Most meetings are made up of people voicing different opinions about the problem that they’re trying to solve by explaining different solutions.
So, if you listen to just the content of the conversation, you’ll observe disagreement about the solution. “I think that we should take this approach.” “No, that doesn’t seem like it’ll work.” “I think we should take this other approach”, and so forth and so on; however, what you’ll realize when you get underneath the assumptions that are driving each of the executives in that conversation, is they’re actually trying to solve slightly different problems and they haven’t stopped first to agree on the problem.

It’s crucially important if you have a dicey situation with influential people that are intelligent and have very different worldviews that you separate these three phases and start by merely agreeing on the problem.

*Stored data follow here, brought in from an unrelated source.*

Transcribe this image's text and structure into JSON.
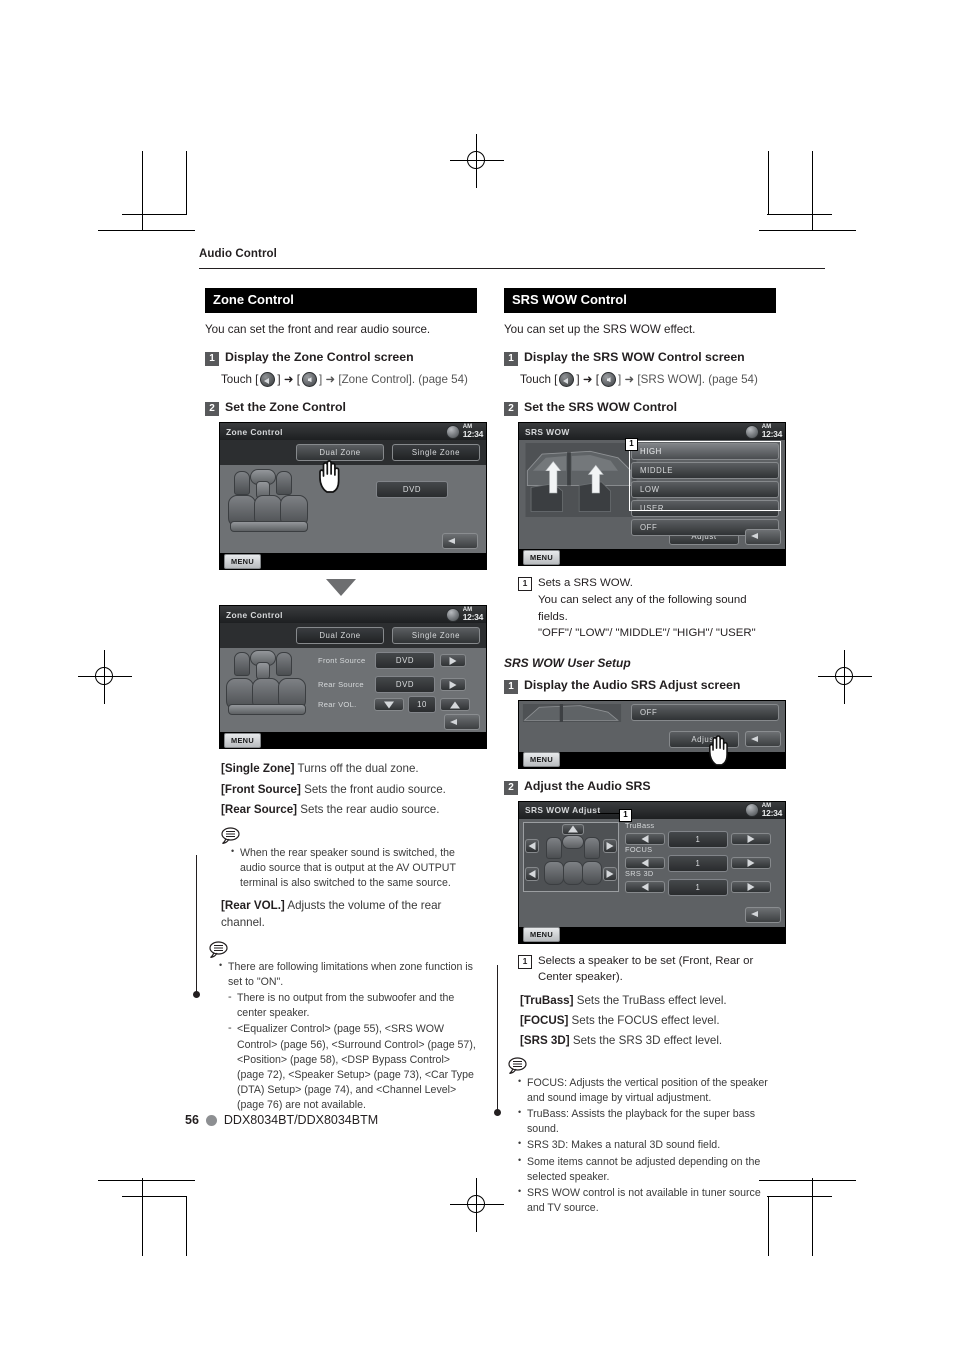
{
  "page": {
    "running_head": "Audio Control",
    "footer_page": "56",
    "footer_model": "DDX8034BT/DDX8034BTM"
  },
  "left": {
    "section_title": "Zone Control",
    "intro": "You can set the front and rear audio source.",
    "step1": {
      "num": "1",
      "text": "Display the Zone Control screen"
    },
    "touch": {
      "prefix": "Touch [",
      "mid1": "] ➜ [",
      "mid2": "] ➜ [Zone Control]. (page 54)",
      "icon1": "back-arrow-icon",
      "icon2": "sound-setup-icon"
    },
    "step2": {
      "num": "2",
      "text": "Set the Zone Control"
    },
    "screen1": {
      "title": "Zone Control",
      "clock_ampm": "AM",
      "clock_time": "12:34",
      "btn_dual": "Dual Zone",
      "btn_single": "Single Zone",
      "source": "DVD",
      "menu": "MENU"
    },
    "screen2": {
      "title": "Zone Control",
      "clock_ampm": "AM",
      "clock_time": "12:34",
      "btn_dual": "Dual Zone",
      "btn_single": "Single Zone",
      "row1_label": "Front Source",
      "row1_value": "DVD",
      "row2_label": "Rear Source",
      "row2_value": "DVD",
      "row3_label": "Rear VOL.",
      "row3_value": "10",
      "menu": "MENU"
    },
    "defs": [
      {
        "key": "[Single Zone]",
        "desc": "Turns off the dual zone."
      },
      {
        "key": "[Front Source]",
        "desc": "Sets the front audio source."
      },
      {
        "key": "[Rear Source]",
        "desc": "Sets the rear audio source."
      }
    ],
    "note1": [
      "When the rear speaker sound is switched, the audio source that is output at the AV OUTPUT terminal is also switched to the same source."
    ],
    "def_rearvol": {
      "key": "[Rear VOL.]",
      "desc": "Adjusts the volume of the rear channel."
    },
    "note2_main": "There are following limitations when zone function is set to \"ON\".",
    "note2_subs": [
      "There is no output from the subwoofer and the center speaker.",
      "<Equalizer Control> (page 55), <SRS WOW Control> (page 56), <Surround Control> (page 57), <Position> (page 58), <DSP Bypass Control> (page 72), <Speaker Setup> (page 73), <Car Type (DTA) Setup> (page 74), and <Channel Level> (page 76) are not available."
    ]
  },
  "right": {
    "section_title": "SRS WOW Control",
    "intro": "You can set up the SRS WOW effect.",
    "step1": {
      "num": "1",
      "text": "Display the SRS WOW Control screen"
    },
    "touch": {
      "prefix": "Touch [",
      "mid1": "] ➜ [",
      "mid2": "] ➜ [SRS WOW]. (page 54)",
      "icon1": "back-arrow-icon",
      "icon2": "sound-setup-icon"
    },
    "step2": {
      "num": "2",
      "text": "Set the SRS WOW Control"
    },
    "screen1": {
      "title": "SRS WOW",
      "clock_ampm": "AM",
      "clock_time": "12:34",
      "items": [
        "HIGH",
        "MIDDLE",
        "LOW",
        "USER",
        "OFF"
      ],
      "adjust": "Adjust",
      "menu": "MENU",
      "tag": "1"
    },
    "callout1": {
      "num": "1",
      "line1": "Sets a SRS WOW.",
      "line2": "You can select any of the following sound fields.",
      "line3": "\"OFF\"/ \"LOW\"/ \"MIDDLE\"/ \"HIGH\"/ \"USER\""
    },
    "subhead": "SRS WOW User Setup",
    "step3": {
      "num": "1",
      "text": "Display the Audio SRS Adjust screen"
    },
    "screen2": {
      "off": "OFF",
      "adjust": "Adjust",
      "menu": "MENU"
    },
    "step4": {
      "num": "2",
      "text": "Adjust the Audio SRS"
    },
    "screen3": {
      "title": "SRS WOW Adjust",
      "clock_ampm": "AM",
      "clock_time": "12:34",
      "tag": "1",
      "rows": [
        {
          "label": "TruBass",
          "value": "1"
        },
        {
          "label": "FOCUS",
          "value": "1"
        },
        {
          "label": "SRS 3D",
          "value": "1"
        }
      ],
      "menu": "MENU"
    },
    "callout2": {
      "num": "1",
      "text": "Selects a speaker to be set (Front, Rear or Center speaker)."
    },
    "defs": [
      {
        "key": "[TruBass]",
        "desc": "Sets the TruBass effect level."
      },
      {
        "key": "[FOCUS]",
        "desc": "Sets the FOCUS effect level."
      },
      {
        "key": "[SRS 3D]",
        "desc": "Sets the SRS 3D effect level."
      }
    ],
    "note": [
      "FOCUS: Adjusts the vertical position of the speaker and sound image by virtual adjustment.",
      "TruBass: Assists the playback for the super bass sound.",
      "SRS 3D: Makes a natural 3D sound field.",
      "Some items cannot be adjusted depending on the selected speaker.",
      "SRS WOW control is not available in tuner source and TV source."
    ]
  }
}
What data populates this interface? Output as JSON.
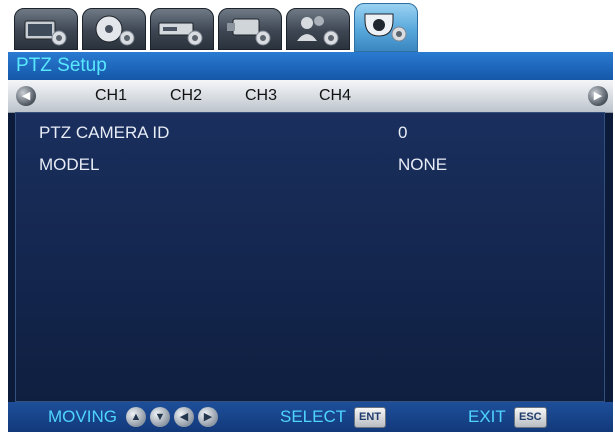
{
  "tabs": [
    {
      "icon": "monitor-settings-icon",
      "active": false
    },
    {
      "icon": "disc-settings-icon",
      "active": false
    },
    {
      "icon": "recorder-settings-icon",
      "active": false
    },
    {
      "icon": "camera-settings-icon",
      "active": false
    },
    {
      "icon": "users-settings-icon",
      "active": false
    },
    {
      "icon": "ptz-settings-icon",
      "active": true
    }
  ],
  "window": {
    "title": "PTZ Setup"
  },
  "channels": {
    "items": [
      "CH1",
      "CH2",
      "CH3",
      "CH4"
    ]
  },
  "settings": {
    "rows": [
      {
        "label": "PTZ CAMERA ID",
        "value": "0"
      },
      {
        "label": "MODEL",
        "value": "NONE"
      }
    ]
  },
  "footer": {
    "moving_label": "MOVING",
    "select_label": "SELECT",
    "select_key": "ENT",
    "exit_label": "EXIT",
    "exit_key": "ESC"
  },
  "colors": {
    "title_text": "#58e8ff",
    "footer_text": "#4fd4ff",
    "accent": "#1457a8"
  }
}
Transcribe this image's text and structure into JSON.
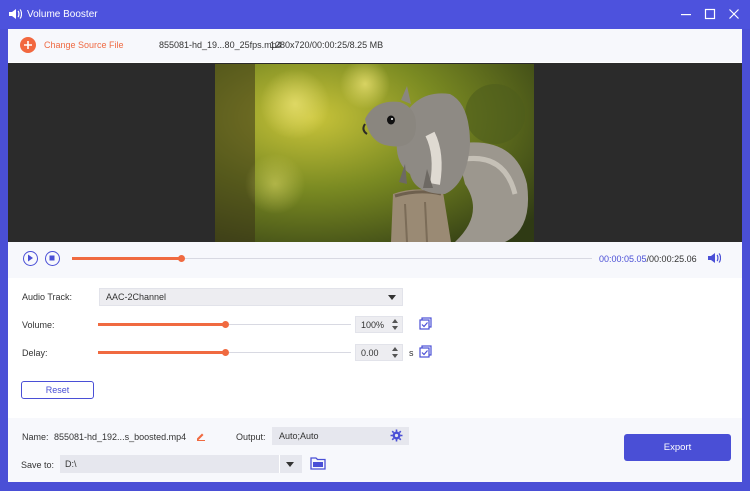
{
  "window": {
    "title": "Volume Booster"
  },
  "source": {
    "change_label": "Change Source File",
    "file_name": "855081-hd_19...80_25fps.mp4",
    "file_info": "1280x720/00:00:25/8.25 MB"
  },
  "player": {
    "current_time": "00:00:05.05",
    "total_time": "/00:00:25.06",
    "progress": 0.21
  },
  "settings": {
    "audio_track_label": "Audio Track:",
    "audio_track_value": "AAC-2Channel",
    "volume_label": "Volume:",
    "volume_value": "100%",
    "volume_level": 0.5,
    "delay_label": "Delay:",
    "delay_value": "0.00",
    "delay_unit": "s",
    "delay_level": 0.5,
    "reset_label": "Reset"
  },
  "output": {
    "name_label": "Name:",
    "name_value": "855081-hd_192...s_boosted.mp4",
    "output_label": "Output:",
    "output_value": "Auto;Auto",
    "save_label": "Save to:",
    "save_value": "D:\\",
    "export_label": "Export"
  },
  "colors": {
    "accent": "#4a4fd6",
    "orange": "#f06a40"
  }
}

“I’ve observed this negative effect.”  “I think it’s a problem and I think that we need to have a solution.”  “Have you observed the same negative effect?” And get agreement about the problem. “I think that we should solve this problem.”  “I think the scope of the problem is defined this way and the impact of the problem is defined that way and that we should look for a solution that alleviates that problem.”

2. Agreement about the boundaries or conditions

Once you have an agreement about the problem, then you can begin to have a discussion about the boundaries or the conditions. “If we’re looking for a solution, it’s got to fit the following criteria. It must fit within X effort, within Y budget. It’s got to be executable by these people. It must not increase the risk of this kind or that kind beyond this threshold”, and you start to describe what the boundaries are of the possible solutions that would affect the problem.

If you start to speak about possible solutions or present an idea for what might solve the problem, you’re immediately going to find yourself in an unwinnable debate with someone who disagrees with you and has a lot of resources and influence. But, if you simply get agreement on the boundaries or the conditions, you’ll find that you can sum their conditions and your conditions to come up with a complete list of conditions that both of you agree on.

3. Agreement about the solution

Then once you have the problem that you’ve agreed to solve and the conditions that you’ve agreed upon, then it’s simply a creativity problem to come up with a solution that will meet the criteria, that will meet that condition. After getting those first two agreements, it’s quite easy to get agreement on the third because you’re no longer dealing with the differences in worldview.

You’ve worked out the differences in worldview in the second stage. You’ve worked out the emphasis of the problem and it’s importance in the first stage and now you’re only agreeing on whether or not the projected or proposed solution meets the criteria or not, which is a much less emotional, much more logical conversation; a conversation where any two intelligent people will find it much easier to agree.

One final caveat:  Of course, simply using this process won’t guarantee that every intelligent person will always agree with you; however, you’ll find out where the essence of the disagreement really is. Is it that you don’t agree that it’s a problem we’re solving or is it that you don’t agree what the constraints are, or is it you don’t believe that the solution that’s recommended is truly a fit. Without that clarity, you’ll always be arguing about the solution and never get to the core root of the actual disagreement.